Having struck out with the Planning Council, developers decided to take their unwarranted demand for more land to the new Urban County Council. Under the spell of Developers’-Lawyer-and-Council Member Preston Worley and developer-backed group “Lexington for Everyone,” they threw all that work out the window in order to produce Comprehensive Plan language that orders the PC to find 2,700 to 5,000 acres to add to our city. Most Council Members seemed to vote with their hearts, not their heads, responding to the developers’ self-serving cry that more land is needed in order to build lots more “affordable” housing. They appear to be true believers in the discredited basic idea of “trickle down economics:” treat the rich (developers) good, and they’ll do good things for people of lesser means (the rest of Lexington). The choice of some Council Members to believe developers’ false claims and hollow promises, while ignoring the conclusions of multiple official studies of our growth needs—paid for by Lexington taxpayers—would be misfeasant, if they weren’t so sincere.

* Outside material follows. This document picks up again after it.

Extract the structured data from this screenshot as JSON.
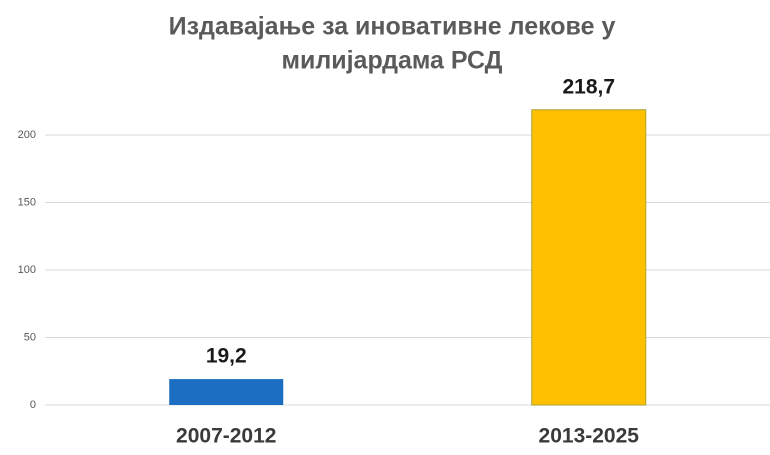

What most of these folks don’t seem to know is that in 1996, developers were given another 5,000 acre expansion, without justification, in a political process just like this one, and today, 27 years later, only half of this older acreage has been developed, and despite the same promises about building “affordable” housing, that didn’t happen. Today, the verifiable facts about our growth needs say that there is right now enough land inside the boundary to accommodate our expected population growth, and the job growth that goes with it. What is needed to take advantage of this opportunity are developers who will build the kind of housing and commercial buildings that fits on, and looks good in, the thousands of acres of “infill and redevelopment” land already available inside the present area.
Developers and Mr. Worley have baited the Council into leaving the right path of deciding future growth issues in Fayette County, by offering vague promises of relief for the needy, based on wrong assumptions and fake “facts”. And the Council fell hard for it, threatening Lexington’s high quality of life, and putting themselves in a position to be sued.
If the Council wants to take over the duty of deciding USB questions, it should start the entire process of Imagine Lexington over again, with public input and all, and plan to spend a couple of years gathering and analyzing data before making policy decisions about growth.
It is not appropriate for Council to arrive at the eleventh hour of this multi-year undertaking, and make decisions that essentially hijack the proceedings. If this unwarranted expansion of the Urban Service Area stands, the very least the Council can do to actually help Lexingtonians is to formally require verifiably “affordable” (even “permanently affordable”) housing be built on at least half of any included acreage. Lacking such a commitment, it can be conclusively said that expanding the USArea will not increase the supply of affordable housing, and if given more land to build on, developers won’t be building affordable houses, anyway. The Council should know better.
David B. Powell is a retired physician, a Lexingtonian since age 4, and wants to make living in Lexington truly good for all of us.